Spanner flaunts features like externally consistent transactions, lock-free snapshot transactions, and non blocking reads in the past.

Transactions are categorized into 4 types and explained below. RW transaction requires locking where as others do not. These gurantees a whole-database read at timestamp $t$ will see the effect of all transaction at time $t$.

Read Write Transaction

Transactional read and writes use strict two phase locking. A timestamp can be assigned after all locks have been acquired but before any of them released. In Spanner, the timestamp of Paxos write is used as transaction timestamp.

Few invariants applied:

  • A leader must assign timestamp within the interval of leader lease.
  • Whenever a timestamp is assigned, $s_{max}$ is advanced to $s$ to preserve disjointness.
  • if the start of a transaction $T_2$ occurs after commit of a transaction $T_1$, then the commit time of timestamp $T_2$ must be greater than the commit time of $T_1$.

Writes are bufferd at the client until commit. That means, reads in the transaction do not see the effect of writes. This is inline that uncomitted writes are not visible. Reads use wound-wait[?] to avoid deadlock. When a client as completed all reads and buffered all writes, it begins the two-phase commit.

Snapshot Read (Client Chosen Timestamp or Client Chosen Bound)

The monotonicity invariant allows Spanner to determine the safe timestamp value which can be used to perform the read. Every replica tracks $t_{safe}$, which is the maximum timestamp at which a replica is up-to-date. Formally, a replica can read at a timestamp $t$, if $t <= t_{safe}$.

Snapshot Transaction

A snapshot transaction executes in two phases.

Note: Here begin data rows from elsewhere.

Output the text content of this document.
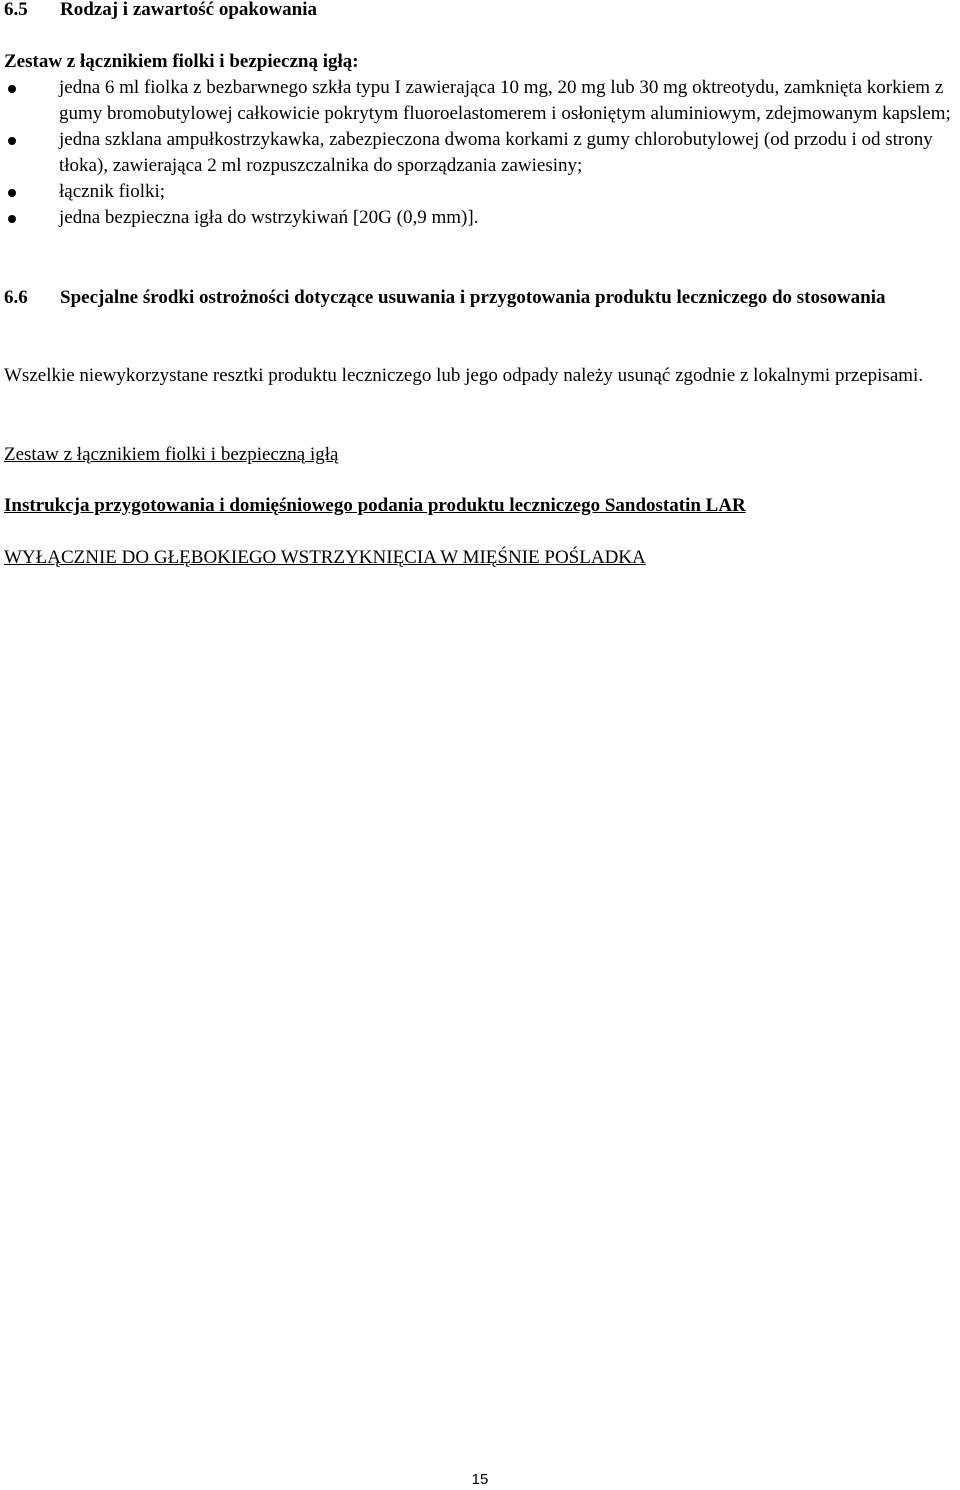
6.5	Rodzaj i zawartość opakowania
Zestaw z łącznikiem fiolki i bezpieczną igłą:
jedna 6 ml fiolka z bezbarwnego szkła typu I zawierająca 10 mg, 20 mg lub 30 mg oktreotydu, zamknięta korkiem z gumy bromobutylowej całkowicie pokrytym fluoroelastomerem i osłoniętym aluminiowym, zdejmowanym kapslem;
jedna szklana ampułkostrzykawka, zabezpieczona dwoma korkami z gumy chlorobutylowej (od przodu i od strony tłoka), zawierająca 2 ml rozpuszczalnika do sporządzania zawiesiny;
łącznik fiolki;
jedna bezpieczna igła do wstrzykiwań [20G (0,9 mm)].
6.6	Specjalne środki ostrożności dotyczące usuwania i przygotowania produktu leczniczego do stosowania
Wszelkie niewykorzystane resztki produktu leczniczego lub jego odpady należy usunąć zgodnie z lokalnymi przepisami.
Zestaw z łącznikiem fiolki i bezpieczną igłą
Instrukcja przygotowania i domięśniowego podania produktu leczniczego Sandostatin LAR
WYŁĄCZNIE DO GŁĘBOKIEGO WSTRZYKNIĘCIA W MIĘŚNIE POŚLADKA
15
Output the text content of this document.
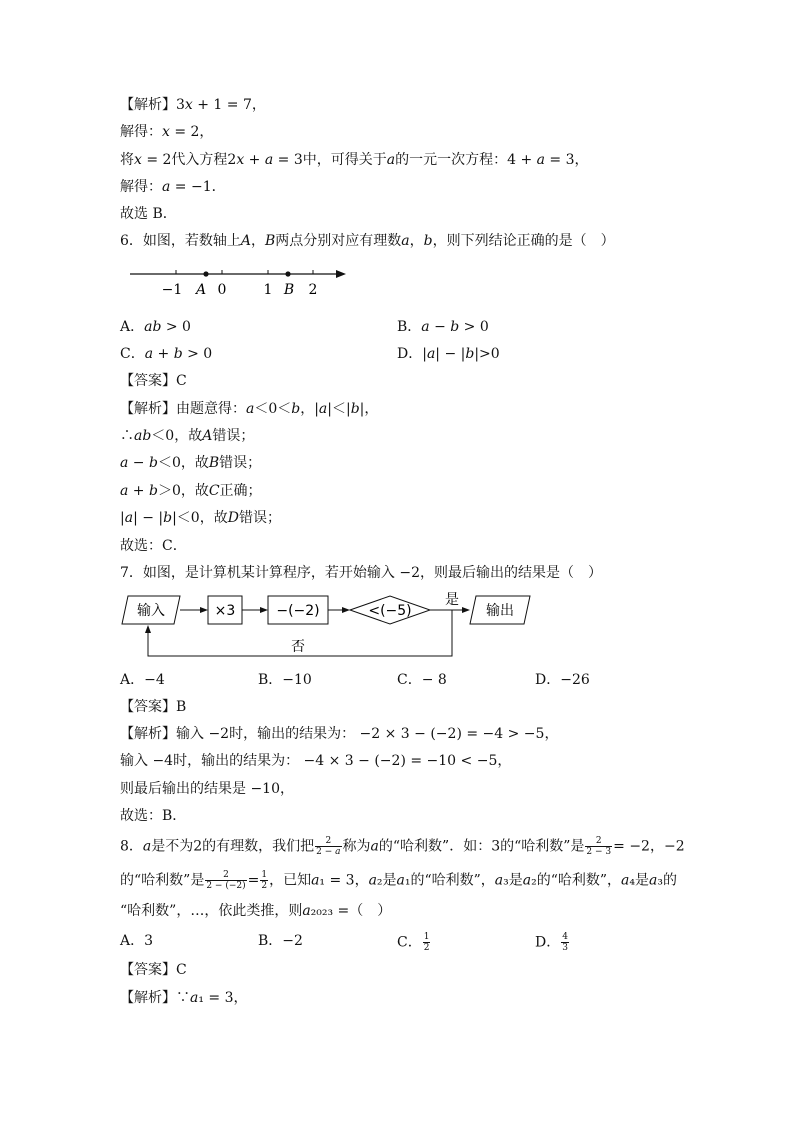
【解析】3𝑥 + 1 = 7，
解得：𝑥 = 2，
将𝑥 = 2代入方程2𝑥 + 𝑎 = 3中，可得关于𝑎的一元一次方程：4 + 𝑎 = 3，
解得：𝑎 = −1．
故选 B．
6．如图，若数轴上𝐴，𝐵两点分别对应有理数𝑎，𝑏，则下列结论正确的是（　）
−1 𝐴 0	1 𝐵 2
A．𝑎𝑏 > 0	B．𝑎 − 𝑏 > 0
C．𝑎 + 𝑏 > 0	D．|𝑎| − |𝑏|>0
【答案】C
【解析】由题意得：𝑎＜0＜𝑏，|𝑎|＜|𝑏|，
∴𝑎𝑏＜0，故𝐴错误；
𝑎 − 𝑏＜0，故𝐵错误；
𝑎 + 𝑏＞0，故𝐶正确；
|𝑎| − |𝑏|＜0，故𝐷错误；
故选：C．
7．如图，是计算机某计算程序，若开始输入 −2，则最后输出的结果是（　）
输入	×3	−(−2)	<(−5)
是
输出
否
A．−4	B．−10	C．− 8	D．−26
【答案】B
【解析】输入 −2时，输出的结果为： −2 × 3 − (−2) = −4 > −5，
输入 −4时，输出的结果为： −4 × 3 − (−2) = −10 < −5，
则最后输出的结果是 −10，
故选：B．
8．𝑎是不为2的有理数，我们把 $\frac{2}{\text{2 − 𝑎}}$ 称为𝑎的“哈利数”．如：3的“哈利数”是 $\frac{2}{2 - 3} = -2$，−2
的“哈利数”是 $\frac{2}{2 - (-2)} = \frac{1}{2}$ ，已知𝑎₁ = 3，𝑎₂是𝑎₁的“哈利数”，𝑎₃是𝑎₂的“哈利数”，𝑎₄是𝑎₃的
“哈利数”，…，依此类推，则𝑎₂₀₂₃ =（　）
A．3	B．−2	C． $\frac{1}{2}$	D． $\frac{4}{3}$
【答案】C
【解析】∵𝑎₁ = 3，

  1. Prepare - assign a timestamp $s_{read} = TT.now().latest$ at any time after transaction starts. This is negotiated between various Paxos groups if the read spans across.
  2. Execute the reads at $s_{read}$

Schema Change Transactions

Schema changes are supported as atomic transactions in Spanner.

  • First, an explicitly assigned timestamp in the future is registered in the preapre phase.
  • Second, reads and writes, which depend on the schema change may proceed if their timestamp is before $t$, otherwise they must wait.

This is a significant benefit of TrueTime. Schema change across thousands of servers can complete with minimum disruption.

Conclusion

Spanner provides external consistency gurantee even after being a large distrubuted database with thousands of databases. Read Write transactions require locks, but reads are lock free. This is achieved using a novel time API - TrueTime which is a system of servers to synchronize clocks and can drift at most 6ms. Spanner would not have become possible without this. Apart from this, most of the techniques are not new.